Craggy castles, cobbled streets, sandy beaches, riverside walks, world-class museums and scenic train rides: could anywhere offer such a wealth of great car-free experiences as the Scottish capital? Catch the bus to medieval forts in the suburbs or cycle along disused railways; stroll down the Royal Mile or beside the Brunstane Burn to seaside Portobello.
1. Getting to the major city sights
With historic lanes to stroll around, cheap, regular trams and buses to ride on, and several railway stations, Edinburgh is a great city to explore car-free. The Royal Mile links the castle at the top and Holyroodhouse Palace at the bottom and there are several major museums nearby.
- Transform Scotland has produced a smart tourism guide for getting to Scotland’s top 24 visitor destinations without a car. This includes several Edinburgh attractions, like the castle, the zoo, and the city’s hop-on, hop-off bus tour.

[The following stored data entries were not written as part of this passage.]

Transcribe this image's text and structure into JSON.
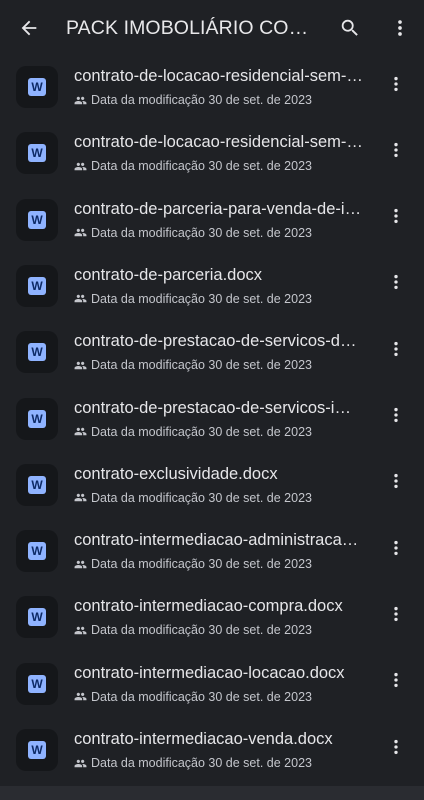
{
  "appbar": {
    "title": "PACK IMOBOLIÁRIO CONTRATOS"
  },
  "files": [
    {
      "name": "contrato-de-locacao-residencial-sem-fiador.docx",
      "meta": "Data da modificação 30 de set. de 2023",
      "icon": "word-doc-icon"
    },
    {
      "name": "contrato-de-locacao-residencial-sem-garantia.docx",
      "meta": "Data da modificação 30 de set. de 2023",
      "icon": "word-doc-icon"
    },
    {
      "name": "contrato-de-parceria-para-venda-de-imovel.docx",
      "meta": "Data da modificação 30 de set. de 2023",
      "icon": "word-doc-icon"
    },
    {
      "name": "contrato-de-parceria.docx",
      "meta": "Data da modificação 30 de set. de 2023",
      "icon": "word-doc-icon"
    },
    {
      "name": "contrato-de-prestacao-de-servicos-de-corretagem.docx",
      "meta": "Data da modificação 30 de set. de 2023",
      "icon": "word-doc-icon"
    },
    {
      "name": "contrato-de-prestacao-de-servicos-imobiliarios.docx",
      "meta": "Data da modificação 30 de set. de 2023",
      "icon": "word-doc-icon"
    },
    {
      "name": "contrato-exclusividade.docx",
      "meta": "Data da modificação 30 de set. de 2023",
      "icon": "word-doc-icon"
    },
    {
      "name": "contrato-intermediacao-administracao.docx",
      "meta": "Data da modificação 30 de set. de 2023",
      "icon": "word-doc-icon"
    },
    {
      "name": "contrato-intermediacao-compra.docx",
      "meta": "Data da modificação 30 de set. de 2023",
      "icon": "word-doc-icon"
    },
    {
      "name": "contrato-intermediacao-locacao.docx",
      "meta": "Data da modificação 30 de set. de 2023",
      "icon": "word-doc-icon"
    },
    {
      "name": "contrato-intermediacao-venda.docx",
      "meta": "Data da modificação 30 de set. de 2023",
      "icon": "word-doc-icon"
    }
  ],
  "icon_letter": "W",
  "colors": {
    "background": "#1f2125",
    "word_badge": "#8fb3ff",
    "text_primary": "#e6e6e9",
    "text_secondary": "#c4c6cc"
  }
}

- Transform Scotland suggests a walking route from Edinburgh’s Haymarket station to reach the Gallery of Modern Art, along the Water of Leith with steps up into the sculpture garden.
- This riverside walkway beside the Water of Leith is lovely in its own right, with frequent sightings of the resident otters; nearby Dean Village is worth a wander too.
2. Bus to Craigmillar Castle
From the battlements of Edinburgh’s often-overlooked second castle, three miles from the centre, there are great views of the city, like the one at the start of this feature. Once home to Mary, Queen of Scots, some of the atmospheric ruined halls and towers date back to the 14th-century.
- New tarmac paths through woods and fields towards the castle (about half a mile) have made this castle beautifully accessible.
- There are lots of buses stopping nearby. Here’s one way to get there: from stop NC on Edinburgh’s North Bridge, catch bus 14 or 30. Get off, after about 20 minutes, at Craigmillar Castle Road and walk. See map below.
- Craigmillar Castle is a major location for the 2018 film Outlaw King, starring Chris Pine as Robert the Bruce. An elaborate medieval village was built in front of its forbidding walls. It’s also a location for cult show Outlander.
- As at many other Historic Environment Scotland castles, there is no café, but there are loos and you can get a hot drink from the little gift shop.
3. Train to the Forth Bridge and beyond
Catch the train to Dalmeny, 20 minutes away from Edinburgh Waverley, for waterside views of the multi-mile-long Forth Bridges. The cantilevered, Victorian railway bridge is a UNESCO World Heritage site.
- The picturesque town of South Queensferry has a good choice of cafes and restaurants.
- From here, you can take a boat trip to Inchcolm Island to see the ruined abbey
- Or you can sample the John Muir Way. This long distance coastal walk, named after a 19th-century environmentalist, passes the entrance to stately Hopetoun House, imposing Blackness Castle and other sights as it heads towards Linlithgow.
- If you’re planning to visit a lot of castles, see whether Historic Environment Scotland’s explorer pass might save you money.